18 April 2023
As the cost-of-living continues to rise and tax allowances and thresholds are frozen or reduced, many individuals are facing higher tax bills and/or reduced spending power. As a result, more people may be tempted to explore the possibility of additional income streams such as social media influencing. This income can, in some instances, benefit from the trading and miscellaneous income allowance, meaning that up to £1,000 of such income can be received free of income tax.
In some cases, earnings may be low. For example, influencers operating on TikTok – which has cemented its popularity among younger internet users – have reported earning between just $0.02 and $0.04 for every one thousand views through their creator fund. However, they may also receive ‘gifts’, and it is in respect of these that some could suffer an unexpected tax liability.

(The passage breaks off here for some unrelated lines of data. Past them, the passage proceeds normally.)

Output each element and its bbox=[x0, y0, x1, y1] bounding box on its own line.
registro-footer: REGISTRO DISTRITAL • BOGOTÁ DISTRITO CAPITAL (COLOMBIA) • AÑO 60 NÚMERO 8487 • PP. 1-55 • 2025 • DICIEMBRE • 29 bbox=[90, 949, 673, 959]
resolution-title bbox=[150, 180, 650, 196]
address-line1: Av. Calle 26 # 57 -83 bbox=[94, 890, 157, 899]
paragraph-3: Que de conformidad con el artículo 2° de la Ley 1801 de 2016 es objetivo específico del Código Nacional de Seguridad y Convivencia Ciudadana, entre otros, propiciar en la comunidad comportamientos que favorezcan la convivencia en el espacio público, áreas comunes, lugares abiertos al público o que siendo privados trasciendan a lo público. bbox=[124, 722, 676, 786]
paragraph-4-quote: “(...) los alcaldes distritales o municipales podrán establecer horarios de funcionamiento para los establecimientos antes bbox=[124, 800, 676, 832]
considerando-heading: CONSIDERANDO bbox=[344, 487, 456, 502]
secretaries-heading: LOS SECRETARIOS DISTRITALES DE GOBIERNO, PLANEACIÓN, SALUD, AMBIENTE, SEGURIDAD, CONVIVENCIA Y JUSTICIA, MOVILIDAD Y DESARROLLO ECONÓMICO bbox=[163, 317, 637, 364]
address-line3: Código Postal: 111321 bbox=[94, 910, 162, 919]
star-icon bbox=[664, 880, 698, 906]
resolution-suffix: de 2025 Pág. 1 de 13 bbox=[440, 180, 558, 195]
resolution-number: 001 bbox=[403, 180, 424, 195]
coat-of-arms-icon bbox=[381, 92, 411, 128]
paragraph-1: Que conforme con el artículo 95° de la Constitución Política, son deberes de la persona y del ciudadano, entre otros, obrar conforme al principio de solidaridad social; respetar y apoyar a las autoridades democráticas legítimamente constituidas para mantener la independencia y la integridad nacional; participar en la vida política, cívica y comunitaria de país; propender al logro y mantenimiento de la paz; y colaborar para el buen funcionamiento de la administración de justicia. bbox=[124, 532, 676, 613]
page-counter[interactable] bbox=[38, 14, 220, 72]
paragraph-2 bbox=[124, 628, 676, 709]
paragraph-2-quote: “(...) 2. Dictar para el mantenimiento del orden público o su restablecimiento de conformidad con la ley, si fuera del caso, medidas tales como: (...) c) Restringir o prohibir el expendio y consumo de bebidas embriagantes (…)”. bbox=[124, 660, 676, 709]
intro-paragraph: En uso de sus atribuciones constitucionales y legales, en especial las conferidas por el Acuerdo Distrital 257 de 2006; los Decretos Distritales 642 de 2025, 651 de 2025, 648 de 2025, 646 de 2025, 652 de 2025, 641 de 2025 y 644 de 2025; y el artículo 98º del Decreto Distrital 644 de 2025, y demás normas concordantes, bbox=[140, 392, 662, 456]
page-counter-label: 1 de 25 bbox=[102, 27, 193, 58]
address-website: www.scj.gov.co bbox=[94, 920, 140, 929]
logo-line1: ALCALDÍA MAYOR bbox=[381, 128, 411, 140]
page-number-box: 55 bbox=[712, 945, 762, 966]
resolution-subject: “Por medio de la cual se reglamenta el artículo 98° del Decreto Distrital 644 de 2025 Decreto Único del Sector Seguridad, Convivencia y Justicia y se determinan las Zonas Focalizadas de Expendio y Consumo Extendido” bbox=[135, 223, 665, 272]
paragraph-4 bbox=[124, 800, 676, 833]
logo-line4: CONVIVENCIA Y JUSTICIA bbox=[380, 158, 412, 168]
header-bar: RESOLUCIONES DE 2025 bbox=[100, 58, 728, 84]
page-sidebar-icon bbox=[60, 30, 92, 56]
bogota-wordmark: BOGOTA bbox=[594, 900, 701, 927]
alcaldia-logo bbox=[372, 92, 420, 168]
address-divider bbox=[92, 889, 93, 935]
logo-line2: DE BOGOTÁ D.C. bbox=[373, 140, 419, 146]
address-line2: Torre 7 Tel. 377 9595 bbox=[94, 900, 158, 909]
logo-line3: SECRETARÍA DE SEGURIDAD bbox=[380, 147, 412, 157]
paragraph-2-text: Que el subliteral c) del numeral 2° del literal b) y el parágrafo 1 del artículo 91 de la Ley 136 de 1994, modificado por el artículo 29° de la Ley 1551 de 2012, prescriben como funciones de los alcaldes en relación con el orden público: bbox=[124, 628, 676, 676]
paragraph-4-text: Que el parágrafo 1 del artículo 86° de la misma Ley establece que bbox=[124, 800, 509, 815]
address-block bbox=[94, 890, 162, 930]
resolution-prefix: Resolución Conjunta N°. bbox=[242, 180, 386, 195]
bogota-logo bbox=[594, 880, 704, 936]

The various gifts and other benefits that social media influencers receive are often clearly evidenced online for HMRC to see and many may be taxable. Given the value of gifts and other benefits some influencers achieve through their online activities, and the increasing number of influencers who are earning at a more modest level, HMRC is turning its attention to what it sees as an easy target. After all, the nature of influencing is that activities, and hence many receipts, are made public.
What income is taxable?
Many influencers receive gifts either as a ‘thank you’ for endorsing products, or as encouragement to do so. Where there is a contract for these endorsements it is pretty clear that items received in return should be treated as a source of taxable income. Where there is no contract, a ‘gift’ may be accepted by HMRC as being gratuitous if the influencer is not trading, or if they do not use or endorse it, but it may become taxable once an endorsement is made. The taxable amount would most commonly be the market value of the gift or service provided.
Influencers may also have other income flows such as conventional advertising revenues, subscription services and payments for appearances. These are generally rewarded by monetary payments, so valuation may not be a concern, although cryptocurrencies may also be used which will add complications.
What expenses are deductible?
If an influencer’s activities amount to trading, they will be entitled to deductions for expenses incurred wholly and exclusively for the purposes of that trade. Items such as the costs of running their website, various social media feeds, travel, equipment and assistance will be deductible. However, if there is a duality of purpose where the expense relates to both personal and business use, only a proportion of the expenses, if any, may be allowed.
What to do now?
The main concern for influencers whose their taxable income is made up of gifts and free services will be how to fund the resulting tax liability. HMRC will expect a cash payment, so even cryptocurrencies may not be a good place to keep your tax reserve.
Any influencer who is liable to tax on these activities would be wise to prepare their tax returns early so they can quantify their upcoming tax liabilities and have plenty of time to ensure tax payments can be made when they are due. You cannot pay HMRC with a holiday, or by cryptocurrency that has radically fallen in value.
Most businesses at least have the advantage that their income is in cash, which makes settling tax liabilities simpler. For influencers that often receive payments in kind, calculating tax liabilities and ensuring they have the cash to pay them may require much more planning.